Questions for Joel: The character of God

*If God is for everyone, why the references to “God’s chosen people”?

Joel’s response: God’s chosen people (Israel) are not chosen in terms of being preferred over other nations. In fact, even in the OT, various “gentiles” demonstrated faith in the one true God of the Bible & they were included & accepted into the community. Rather, they were chosen in the sense of choosing them to bless, or reach, THE WORLD. The way that Gd would bless the entire world through Abraham, as God promised (see Gen. 18:18-19; 22:17-18), even though he only had one child (Isaac) was through Abraham’s descendants, the Jewish nation…and ULTIMATELY through the Messiah, the anointed One, Christ Jesus!

In addition, the nation of Israel was chosen to be a light to the world & to know who God was & how to engage with the one true God. i.e. God wanted them to stand out to point people to Him…not because they were better than others. (They stood out from other nations in how they spent their time, ate, worshipped, lived, sang, etc…)

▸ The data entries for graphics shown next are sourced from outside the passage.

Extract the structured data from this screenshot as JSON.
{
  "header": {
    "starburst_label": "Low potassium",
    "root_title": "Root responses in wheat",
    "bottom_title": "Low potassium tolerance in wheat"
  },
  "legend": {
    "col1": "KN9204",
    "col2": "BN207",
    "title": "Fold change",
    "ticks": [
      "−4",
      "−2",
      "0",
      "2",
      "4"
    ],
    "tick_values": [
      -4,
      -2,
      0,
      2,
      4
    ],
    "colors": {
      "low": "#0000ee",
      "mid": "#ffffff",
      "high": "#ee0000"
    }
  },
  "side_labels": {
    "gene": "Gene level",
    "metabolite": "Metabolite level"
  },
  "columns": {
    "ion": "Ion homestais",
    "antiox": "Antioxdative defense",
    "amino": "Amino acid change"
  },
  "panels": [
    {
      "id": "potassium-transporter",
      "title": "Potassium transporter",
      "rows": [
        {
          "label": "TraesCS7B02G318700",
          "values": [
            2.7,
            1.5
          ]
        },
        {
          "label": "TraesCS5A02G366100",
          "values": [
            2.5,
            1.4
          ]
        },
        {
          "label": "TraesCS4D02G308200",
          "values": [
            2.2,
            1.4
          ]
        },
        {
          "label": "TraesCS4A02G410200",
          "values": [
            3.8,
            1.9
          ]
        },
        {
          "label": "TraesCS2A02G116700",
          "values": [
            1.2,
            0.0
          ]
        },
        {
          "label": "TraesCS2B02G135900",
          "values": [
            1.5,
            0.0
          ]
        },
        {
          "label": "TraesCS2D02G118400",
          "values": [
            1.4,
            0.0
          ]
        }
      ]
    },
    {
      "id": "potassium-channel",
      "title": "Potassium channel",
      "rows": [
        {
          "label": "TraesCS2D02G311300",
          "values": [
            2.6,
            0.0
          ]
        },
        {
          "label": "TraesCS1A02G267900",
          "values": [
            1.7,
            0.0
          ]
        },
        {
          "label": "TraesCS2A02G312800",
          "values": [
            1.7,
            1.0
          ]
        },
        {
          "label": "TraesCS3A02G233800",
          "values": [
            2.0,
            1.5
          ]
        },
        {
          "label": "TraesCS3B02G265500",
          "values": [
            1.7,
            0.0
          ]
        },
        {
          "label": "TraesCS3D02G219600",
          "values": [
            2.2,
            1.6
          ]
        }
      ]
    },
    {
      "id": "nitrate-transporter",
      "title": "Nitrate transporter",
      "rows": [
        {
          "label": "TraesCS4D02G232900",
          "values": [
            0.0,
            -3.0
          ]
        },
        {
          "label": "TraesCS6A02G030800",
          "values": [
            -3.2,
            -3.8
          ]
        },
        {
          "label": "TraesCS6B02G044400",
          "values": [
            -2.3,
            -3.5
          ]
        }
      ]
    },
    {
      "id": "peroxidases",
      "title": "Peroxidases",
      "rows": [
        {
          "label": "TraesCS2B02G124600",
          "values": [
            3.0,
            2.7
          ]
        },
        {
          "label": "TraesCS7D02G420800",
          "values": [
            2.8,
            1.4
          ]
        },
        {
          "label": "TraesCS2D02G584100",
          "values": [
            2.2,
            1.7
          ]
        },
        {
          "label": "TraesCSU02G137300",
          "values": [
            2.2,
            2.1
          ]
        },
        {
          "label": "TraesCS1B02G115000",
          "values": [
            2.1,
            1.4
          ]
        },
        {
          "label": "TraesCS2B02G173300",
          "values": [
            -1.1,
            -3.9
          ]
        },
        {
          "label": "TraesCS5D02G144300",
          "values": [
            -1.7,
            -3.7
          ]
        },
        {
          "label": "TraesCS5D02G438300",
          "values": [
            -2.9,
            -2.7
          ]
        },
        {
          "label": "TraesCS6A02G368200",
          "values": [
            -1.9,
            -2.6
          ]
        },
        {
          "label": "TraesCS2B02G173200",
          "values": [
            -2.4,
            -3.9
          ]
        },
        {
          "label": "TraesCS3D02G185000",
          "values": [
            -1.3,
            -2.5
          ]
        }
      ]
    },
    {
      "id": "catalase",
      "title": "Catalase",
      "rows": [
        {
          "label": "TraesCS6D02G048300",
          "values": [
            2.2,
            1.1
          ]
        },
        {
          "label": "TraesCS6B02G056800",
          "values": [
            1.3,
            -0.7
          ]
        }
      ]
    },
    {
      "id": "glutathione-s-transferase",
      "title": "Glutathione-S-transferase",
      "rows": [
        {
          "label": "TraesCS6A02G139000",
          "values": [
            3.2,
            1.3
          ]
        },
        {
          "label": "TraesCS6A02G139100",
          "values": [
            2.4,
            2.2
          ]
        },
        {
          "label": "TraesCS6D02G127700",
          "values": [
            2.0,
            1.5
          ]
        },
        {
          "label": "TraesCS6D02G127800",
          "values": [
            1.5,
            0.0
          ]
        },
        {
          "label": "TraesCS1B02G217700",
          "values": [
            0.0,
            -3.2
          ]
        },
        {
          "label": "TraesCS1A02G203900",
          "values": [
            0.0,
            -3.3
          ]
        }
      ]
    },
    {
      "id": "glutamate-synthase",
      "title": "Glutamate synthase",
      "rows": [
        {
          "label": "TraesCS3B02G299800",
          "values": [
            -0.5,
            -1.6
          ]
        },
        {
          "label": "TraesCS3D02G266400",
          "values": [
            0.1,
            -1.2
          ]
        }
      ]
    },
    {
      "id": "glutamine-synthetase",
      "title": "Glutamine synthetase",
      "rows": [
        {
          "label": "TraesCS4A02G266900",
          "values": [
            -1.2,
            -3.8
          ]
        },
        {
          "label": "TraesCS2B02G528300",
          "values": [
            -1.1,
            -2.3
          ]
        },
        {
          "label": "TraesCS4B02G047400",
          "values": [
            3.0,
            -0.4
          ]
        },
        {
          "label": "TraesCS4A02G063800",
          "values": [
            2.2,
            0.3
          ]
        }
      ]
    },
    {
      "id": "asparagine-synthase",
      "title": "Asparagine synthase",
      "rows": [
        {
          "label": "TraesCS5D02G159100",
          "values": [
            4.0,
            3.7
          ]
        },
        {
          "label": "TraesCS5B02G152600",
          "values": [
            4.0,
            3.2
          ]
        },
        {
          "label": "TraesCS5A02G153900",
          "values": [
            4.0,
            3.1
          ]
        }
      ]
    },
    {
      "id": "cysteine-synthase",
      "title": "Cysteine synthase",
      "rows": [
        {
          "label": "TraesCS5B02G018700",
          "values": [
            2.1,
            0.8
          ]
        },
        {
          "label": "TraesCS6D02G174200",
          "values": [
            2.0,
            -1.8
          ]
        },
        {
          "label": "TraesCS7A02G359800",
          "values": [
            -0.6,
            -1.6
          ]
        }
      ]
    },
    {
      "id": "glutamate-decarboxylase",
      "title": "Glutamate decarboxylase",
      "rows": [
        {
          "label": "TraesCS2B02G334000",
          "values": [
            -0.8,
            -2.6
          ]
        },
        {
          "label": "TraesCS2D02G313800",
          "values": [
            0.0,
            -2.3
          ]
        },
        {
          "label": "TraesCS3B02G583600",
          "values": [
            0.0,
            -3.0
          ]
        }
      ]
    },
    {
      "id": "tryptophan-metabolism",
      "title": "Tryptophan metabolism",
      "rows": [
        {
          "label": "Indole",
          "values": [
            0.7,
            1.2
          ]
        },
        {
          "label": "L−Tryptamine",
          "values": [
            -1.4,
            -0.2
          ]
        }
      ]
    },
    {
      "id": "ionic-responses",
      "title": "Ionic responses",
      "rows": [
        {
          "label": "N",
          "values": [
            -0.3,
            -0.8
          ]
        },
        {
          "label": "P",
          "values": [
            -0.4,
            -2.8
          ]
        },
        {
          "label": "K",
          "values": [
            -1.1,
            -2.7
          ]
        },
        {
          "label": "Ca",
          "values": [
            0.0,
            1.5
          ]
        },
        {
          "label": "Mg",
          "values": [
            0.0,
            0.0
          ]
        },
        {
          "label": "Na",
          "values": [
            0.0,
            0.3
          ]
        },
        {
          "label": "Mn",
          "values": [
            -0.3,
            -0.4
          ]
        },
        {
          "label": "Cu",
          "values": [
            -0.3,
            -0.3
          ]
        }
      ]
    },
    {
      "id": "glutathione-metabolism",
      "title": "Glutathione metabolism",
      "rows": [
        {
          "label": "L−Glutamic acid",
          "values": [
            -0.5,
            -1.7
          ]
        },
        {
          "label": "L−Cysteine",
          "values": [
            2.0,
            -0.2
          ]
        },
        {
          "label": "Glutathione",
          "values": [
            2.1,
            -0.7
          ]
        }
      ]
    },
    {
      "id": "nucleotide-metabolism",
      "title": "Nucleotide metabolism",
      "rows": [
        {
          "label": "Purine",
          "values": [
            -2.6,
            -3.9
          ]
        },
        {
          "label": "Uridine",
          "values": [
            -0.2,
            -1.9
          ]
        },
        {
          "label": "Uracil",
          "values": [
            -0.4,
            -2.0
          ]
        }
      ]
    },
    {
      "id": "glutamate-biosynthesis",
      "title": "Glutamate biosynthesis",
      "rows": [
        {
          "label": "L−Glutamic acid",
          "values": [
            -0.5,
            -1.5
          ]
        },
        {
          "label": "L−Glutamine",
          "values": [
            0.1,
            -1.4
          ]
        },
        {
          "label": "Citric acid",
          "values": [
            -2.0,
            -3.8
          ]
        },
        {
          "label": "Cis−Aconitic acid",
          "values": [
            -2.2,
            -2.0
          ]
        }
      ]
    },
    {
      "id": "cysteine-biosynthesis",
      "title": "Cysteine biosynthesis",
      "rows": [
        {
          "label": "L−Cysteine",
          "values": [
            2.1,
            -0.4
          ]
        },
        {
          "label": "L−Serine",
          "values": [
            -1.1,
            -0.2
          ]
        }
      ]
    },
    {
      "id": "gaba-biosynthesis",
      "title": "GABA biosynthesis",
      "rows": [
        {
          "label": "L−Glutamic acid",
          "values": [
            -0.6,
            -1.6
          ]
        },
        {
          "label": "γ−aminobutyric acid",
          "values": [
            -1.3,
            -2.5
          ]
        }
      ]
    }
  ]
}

note: When we are chosen, it is human/sinful nature to think that we are better than others, which explains why some of the Jews/Israelites (esp. religious leaders) thought of themselves as superior to Gentiles. Jesus’ own teachings & eventually His followers (ex: the apostle Paul) crush this notion of superiority as we read in the NT. All are welcome. Are are invited. “For God so loved the world that WHOEVER…”

*How do we reconcile the heavy-handed God of the Old Testament with the gentle character we see in Christ in the New Testament?

Joel’s response: The world prior to God’s Word & His Spirit was in general very dark & wicked. Attrocities even including things like child sacrifices, cannibalism, etc… Apparently it got so bad at one time that God even chose to start over (The Flood)!

Genesis 6:5-9 says…
5 The LORD saw how great man’s wickedness on the earth had become, and that every inclination of the thoughts of his heart was only evil all the time. 6 The LORD was grieved that he had made man on the earth, and his heart was filled with pain. 7 So the LORD said, “I will wipe mankind, whom I have created, from the face of the earth—men and animals, and creatures that move along the ground, and birds of the air—for I am grieved that I have made them.” 8 But Noah found favor in the eyes of the LORD. 9 This is the account of Noah. Noah was a righteous man, blameless among the people of his time, and he walked with God.

The point is that this degree of sin & wickedness will eventually destroy itself. (This helps to explain why God even commanded His people to obliterate other incredibly wicked nations in the Old Testament.) We see judgment as being “mean” or “unkind”, but would it be right to allow someone who killed my son to be let go without consequences? Obviously not. So, in this way, God demonstrates His wrath not in being “mean”, but in being fair & just.

That said, we should remember that the God that we see in the OT continues to be a God who is loving, compassionate, gracious, patient, & forgiving.

Exodus 34:6-7 says…
6 And he passed in front of Moses, proclaiming, “The LORD, the LORD, the compassionate and gracious God, slow to anger, abounding in love and faithfulness, 7maintaining love to thousands, and forgiving wickedness, rebellion and sin. Yet he does not leave the guilty unpunished; he punishes the children and their children for the sin of the fathers to the third and fourth generation.”

Also see 2 Chronicles 30:9; Nehemiah 9:17; Psalm 86:25; Psalm 103:8; Psalm 145:8; Joel 2:13; Jonah 4:2. These are central verses in the OT. God is described as compassionate & loving then too!!! (note: Using the word “then”, as I just did, to describe God is a bit inappropriate since God is not bound by time nor does His character change over time like ours does.)

As an aside, the wrath of God is not most clearly seen in the OT — it’s actually the NT when we see His wrath unleashed most swiftly & righteously in the end times. (note: BTW, we also see Jesus’ anger in the NT…like when he kicks butt in the temple. Matt. 21:12; Mark 11:15-17) >> Is Jesus meek? Yes. Patient? Yes. Compassionate? Yes. Loving? Yes. Just? Yes. A pushover? No. One to be dismissed or trifled with? No.

The point I am making is that God is loving in both the OT & the NT — and that God is just in both the OT & the NT. The difference is that we see the clearest picture of God’s love in Jesus taking on our punishment & paying for our sins on the cross in the NT…but God’s character remains always the same.